ポべートール②
「では全ての種族を答えてみてください」
「人類種、森精種、墜精種、地精種、獣人種、龍鱗種、龍人種、魔翼族、天翼種、半獣種、半精霊種……」
「アラクネ、アルラウネ、淫魔、鬼人種、吸血種、アンデッド、セイレーン、エキドナ、豚頭鬼、屍喰鬼、そして魔法生物です」
「多くないですか?」
「えぇ、多いですね。でも全部覚えてもらいますからね」
半分以上出てこなかった種族は、殆どが会った事の無い種族ばかりで、正直どんな姿をしているのかすら分からない。
それに加えて神や悪魔も居るのだから、この世界は本当に広い。
それに加えて今日のターニャは凄く機嫌が悪い。
原因は昨日の出来事が大きい。
この勉強と剣術の稽古から逃げ出てずっと遊んでいた為、ミズルド親子をずっと待たせてしまっていた。
ガルドナル将軍は許してくれたが、ターニャにはそうはいかなかった。
「昨日すっぽかした分、今日は一緒に受けてもらいますよ」
「はい……ごめんなさい」
人の思考を読んでいる様に笑顔で言ったターニャに謝るが、止まっていた手の横にナイフを突き刺す。
木を押し退けて自立したナイフがより怒りを醸し出していて、角でも生えていそうな勢いだ。

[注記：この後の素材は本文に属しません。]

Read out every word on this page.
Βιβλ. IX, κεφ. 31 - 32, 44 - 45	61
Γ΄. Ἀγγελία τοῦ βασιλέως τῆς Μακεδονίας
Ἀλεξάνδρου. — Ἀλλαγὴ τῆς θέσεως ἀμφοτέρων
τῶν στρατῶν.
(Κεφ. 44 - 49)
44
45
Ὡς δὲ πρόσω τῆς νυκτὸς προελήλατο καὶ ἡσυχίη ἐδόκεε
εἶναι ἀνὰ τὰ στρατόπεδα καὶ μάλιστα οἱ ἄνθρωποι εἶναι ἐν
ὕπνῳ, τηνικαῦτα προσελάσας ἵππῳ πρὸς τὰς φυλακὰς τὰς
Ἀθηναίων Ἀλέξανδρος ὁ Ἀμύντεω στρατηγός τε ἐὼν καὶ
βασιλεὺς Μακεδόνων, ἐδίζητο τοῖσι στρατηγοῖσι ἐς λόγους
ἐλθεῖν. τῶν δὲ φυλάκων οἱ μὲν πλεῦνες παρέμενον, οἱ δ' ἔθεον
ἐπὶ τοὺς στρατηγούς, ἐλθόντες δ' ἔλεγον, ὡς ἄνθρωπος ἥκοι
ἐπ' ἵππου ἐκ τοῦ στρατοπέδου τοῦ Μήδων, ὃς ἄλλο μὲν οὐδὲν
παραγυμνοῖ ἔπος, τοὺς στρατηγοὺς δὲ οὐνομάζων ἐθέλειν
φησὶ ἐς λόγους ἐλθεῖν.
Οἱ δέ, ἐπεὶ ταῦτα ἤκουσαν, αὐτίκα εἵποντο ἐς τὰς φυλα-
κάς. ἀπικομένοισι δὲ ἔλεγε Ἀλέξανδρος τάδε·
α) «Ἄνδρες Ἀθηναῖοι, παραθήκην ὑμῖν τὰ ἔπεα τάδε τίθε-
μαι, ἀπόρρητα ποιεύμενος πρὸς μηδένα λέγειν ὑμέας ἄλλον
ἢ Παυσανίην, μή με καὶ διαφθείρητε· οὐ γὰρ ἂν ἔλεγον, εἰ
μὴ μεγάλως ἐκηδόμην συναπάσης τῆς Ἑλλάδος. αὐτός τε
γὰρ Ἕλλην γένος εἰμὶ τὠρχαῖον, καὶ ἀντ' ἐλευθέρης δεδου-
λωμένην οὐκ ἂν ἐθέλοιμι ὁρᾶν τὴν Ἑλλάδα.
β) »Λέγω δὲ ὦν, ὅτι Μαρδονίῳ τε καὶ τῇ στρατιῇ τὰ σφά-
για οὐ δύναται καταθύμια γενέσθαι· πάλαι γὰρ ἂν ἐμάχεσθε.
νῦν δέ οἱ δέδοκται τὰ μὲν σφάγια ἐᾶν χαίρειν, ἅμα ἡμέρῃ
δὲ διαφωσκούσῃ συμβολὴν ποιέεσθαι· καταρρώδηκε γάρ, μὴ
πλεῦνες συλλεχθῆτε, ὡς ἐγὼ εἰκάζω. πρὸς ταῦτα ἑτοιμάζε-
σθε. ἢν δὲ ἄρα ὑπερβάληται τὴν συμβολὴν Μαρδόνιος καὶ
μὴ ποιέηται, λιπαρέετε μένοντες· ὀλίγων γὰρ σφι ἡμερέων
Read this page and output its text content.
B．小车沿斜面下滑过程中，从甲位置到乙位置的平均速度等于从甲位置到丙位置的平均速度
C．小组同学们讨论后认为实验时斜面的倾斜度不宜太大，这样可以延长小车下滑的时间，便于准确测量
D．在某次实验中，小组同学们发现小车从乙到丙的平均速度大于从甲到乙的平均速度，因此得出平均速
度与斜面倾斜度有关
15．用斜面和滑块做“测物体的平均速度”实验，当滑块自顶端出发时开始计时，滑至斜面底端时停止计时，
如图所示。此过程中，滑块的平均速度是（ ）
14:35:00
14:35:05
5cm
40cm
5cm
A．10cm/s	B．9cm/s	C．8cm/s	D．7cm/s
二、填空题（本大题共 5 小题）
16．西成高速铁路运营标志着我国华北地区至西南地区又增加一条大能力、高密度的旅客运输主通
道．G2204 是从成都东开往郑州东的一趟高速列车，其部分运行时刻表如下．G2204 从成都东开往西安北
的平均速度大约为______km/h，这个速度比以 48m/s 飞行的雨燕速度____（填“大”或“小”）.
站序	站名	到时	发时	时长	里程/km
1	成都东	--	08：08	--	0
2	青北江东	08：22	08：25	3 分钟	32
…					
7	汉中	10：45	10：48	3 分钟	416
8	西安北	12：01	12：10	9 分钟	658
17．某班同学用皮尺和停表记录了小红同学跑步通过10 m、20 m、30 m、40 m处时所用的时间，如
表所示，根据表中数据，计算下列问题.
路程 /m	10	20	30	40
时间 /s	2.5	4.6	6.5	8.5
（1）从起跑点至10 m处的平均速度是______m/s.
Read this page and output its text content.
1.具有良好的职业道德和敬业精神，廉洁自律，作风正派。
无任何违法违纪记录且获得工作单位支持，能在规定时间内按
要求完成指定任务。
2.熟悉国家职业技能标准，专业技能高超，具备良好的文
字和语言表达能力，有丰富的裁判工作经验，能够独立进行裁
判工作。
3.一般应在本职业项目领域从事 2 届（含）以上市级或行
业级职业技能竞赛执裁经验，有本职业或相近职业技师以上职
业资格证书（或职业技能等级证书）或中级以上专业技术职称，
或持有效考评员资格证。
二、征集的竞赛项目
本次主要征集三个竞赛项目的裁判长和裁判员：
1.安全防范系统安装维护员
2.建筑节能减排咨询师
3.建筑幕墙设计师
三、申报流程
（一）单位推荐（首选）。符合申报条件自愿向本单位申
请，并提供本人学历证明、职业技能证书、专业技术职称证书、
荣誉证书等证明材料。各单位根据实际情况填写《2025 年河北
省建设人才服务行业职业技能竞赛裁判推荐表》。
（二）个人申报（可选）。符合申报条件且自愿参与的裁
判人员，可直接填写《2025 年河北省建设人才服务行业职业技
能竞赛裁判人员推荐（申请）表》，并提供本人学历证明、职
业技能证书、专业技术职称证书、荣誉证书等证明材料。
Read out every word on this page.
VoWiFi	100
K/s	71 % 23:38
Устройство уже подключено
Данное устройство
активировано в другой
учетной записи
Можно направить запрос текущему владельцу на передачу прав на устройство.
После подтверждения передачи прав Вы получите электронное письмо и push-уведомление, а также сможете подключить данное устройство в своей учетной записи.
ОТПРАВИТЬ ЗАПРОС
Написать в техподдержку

そう思ってターニャの顔を見上げると、笑顔に反してナイフの隣にもう一本ナイフを突き刺す。
「私の顔に答えが書いてありますか?」
「書いてないです」
「ですよね、やって下さい」
「これ以上分かりません」
答案を見て困り顔になったターニャを見ていると、講堂の扉が開けられる音がした。
扉の方に振り向くと、ポべートールが階段を下りてこちらに来る。
「世話になったねー そんじゃ俺は帰るから、じゃあなー」
そう言って霧のように消えたポベートールを見送ると、不正解の多い答案を返される。
「今日はここまでです、次は稽古なので剣の準備をして下さい。逃げたらお仕置きですからね」
「分かってます、行ったら良いんですよね」
「ではお疲れ様でした、今お茶を淹れますね」
机の上に出された紅茶を一口運んで、アイネの牙で出来たナイフを手入れする。
枯れる前に押し花にした白い花を眺めていると、どうしてもアイネを思い出してしまう。
それにポべートールの言っていたことも気になり、何とも言えない不安が余計に膨らむ。
部屋に籠って出て来ない軍師の部屋に行こうと立ち上がるが、ターニャの言葉を思い出して練兵場に向かう事にする。
中庭で目を瞑って座っているエルを見かけて、少し高い渡り廊下の窓を開けて飛び降りる。